Concilier études, emploi et e-sport de haut niveau n’est pas toujours simple, reconnaît Lunar, mais la passion l’emporte sur les contraintes. « Nous adorons ce que nous faisons. La préparation demande beaucoup de discipline, mais nous prenons énormément de plaisir à nous entraîner ensemble. Nous étions déjà amies avant de devenir coéquipières. »

Toutes deux jouent à Mobile Legends: Bang Bang depuis leur adolescence et, lorsque MOONTON Games a lancé un tournoi féminin et ouvert des qualifications pour la région MENA, elles ont immédiatement saisi leur chance.

Aujourd’hui, leur objectif est clair. « Nous sommes ici pour gagner », affirme Livin sans détour. « Bien sûr, nous allons apprendre en affrontant les meilleures équipes du monde, mais notre ambition reste de remporter le titre. »

Lunar partage cette détermination. « Nous voulons aller le plus loin possible. Pour atteindre le sommet, il faut être prêtes à affronter toutes les équipes qui se présenteront devant nous. »

Au-delà de leurs performances, les deux joueuses espèrent contribuer à faire évoluer le regard porté sur l’e-sport féminin dans la région.

« Si des jeunes sont passionnés par les jeux vidéo, je les encourage à suivre cette voie.
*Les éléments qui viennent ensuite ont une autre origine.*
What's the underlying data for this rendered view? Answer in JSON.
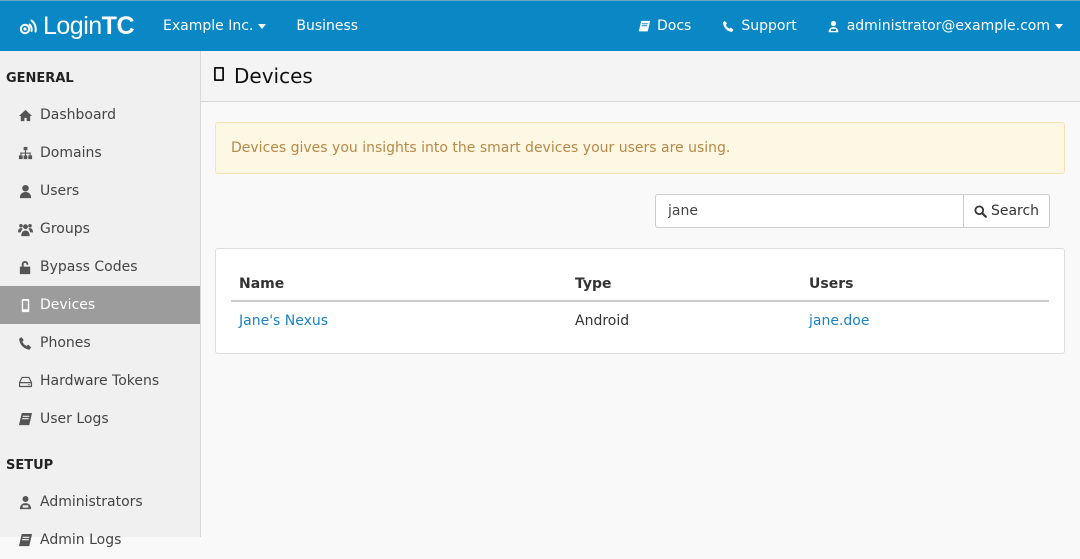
{
  "navbar": {
    "brand": {
      "light": "Login",
      "bold": "TC"
    },
    "org_menu": "Example Inc.",
    "plan_link": "Business",
    "docs": {
      "label": "Docs",
      "icon": "book-icon"
    },
    "support": {
      "label": "Support",
      "icon": "phone-icon"
    },
    "account": {
      "label": "administrator@example.com",
      "icon": "user-md-icon"
    },
    "brand_color": "#0a88c5"
  },
  "sidebar": {
    "sections": [
      {
        "title": "GENERAL",
        "items": [
          {
            "label": "Dashboard",
            "icon": "home-icon",
            "active": false
          },
          {
            "label": "Domains",
            "icon": "sitemap-icon",
            "active": false
          },
          {
            "label": "Users",
            "icon": "user-icon",
            "active": false
          },
          {
            "label": "Groups",
            "icon": "users-icon",
            "active": false
          },
          {
            "label": "Bypass Codes",
            "icon": "unlock-icon",
            "active": false
          },
          {
            "label": "Devices",
            "icon": "mobile-icon",
            "active": true
          },
          {
            "label": "Phones",
            "icon": "phone-icon",
            "active": false
          },
          {
            "label": "Hardware Tokens",
            "icon": "hdd-icon",
            "active": false
          },
          {
            "label": "User Logs",
            "icon": "book-icon",
            "active": false
          }
        ]
      },
      {
        "title": "SETUP",
        "items": [
          {
            "label": "Administrators",
            "icon": "user-md-icon",
            "active": false
          },
          {
            "label": "Admin Logs",
            "icon": "book-icon",
            "active": false
          }
        ]
      }
    ]
  },
  "main": {
    "title": "Devices",
    "title_icon": "mobile-icon",
    "alert": "Devices gives you insights into the smart devices your users are using.",
    "search": {
      "value": "jane",
      "button": "Search"
    },
    "table": {
      "columns": [
        "Name",
        "Type",
        "Users"
      ],
      "rows": [
        {
          "name": "Jane's Nexus",
          "type": "Android",
          "users": "jane.doe"
        }
      ]
    }
  }
}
L’e-sport permet de réaliser son rêve de devenir joueur ou joueuse professionnelle », souligne Lunar.

À travers Team Falcons, Twisted Minds et Virtus.pro MENA, l’Arabie saoudite ne se contente donc pas d’organiser l’un des plus grands rendez-vous mondiaux de l’e-sport : elle entend aussi démontrer qu’elle est devenue une puissance sportive de premier plan, capable de briller aussi bien dans les compétitions masculines que féminines.